Vesta-Linnéa dışarı çıkmak istiyor. Hem istiyor hem istemiyor. Yorganı başının üzerine çekip kalp atışlarını dinliyor. Ama küçük kardeşi Wendla, Vesta’nın yorganının ucunu kaldırıp içeri Paskalya’dan beri sakladığı prenses yumurtasını itince yataktan kalkmak eskisi kadar zor gelmiyor.
Kulübede oynarlarken Wendla, “Bazen niçin bu kadar üzgün oluyorsun anlamıyorum? Ben her zaman kalkıp oynamak isterim,” diyor. Vesta-Linnéa nedenini bilmiyor. O karanlık, tatsız tuzsuz sabahlarda kendini nasıl hissettiğini bir türlü anlatamıyor.

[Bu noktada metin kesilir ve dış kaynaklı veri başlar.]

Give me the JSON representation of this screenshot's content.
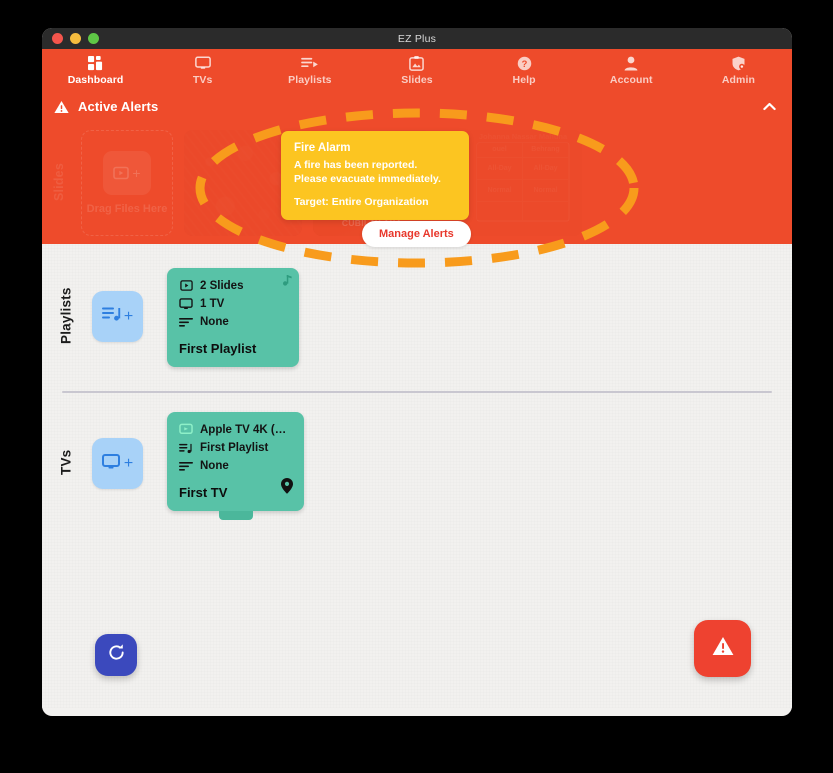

Tove Appelgren’in yazdığı, Salla Savolainen’in resimlediği serinin beşinci kitabında Vesta-Linnéa bir insanın ne kadar üzgün olabileceğini düşünüyor ve üzüntü denilen şeyle nasıl başa çıkılacağını keşfediyor.
Tove Appelgren, Vesta-Linnéa serisiyle duyguları ve kendini tanıyıp kabul etmek üzerine sımsıcak öyküler anlatıyor.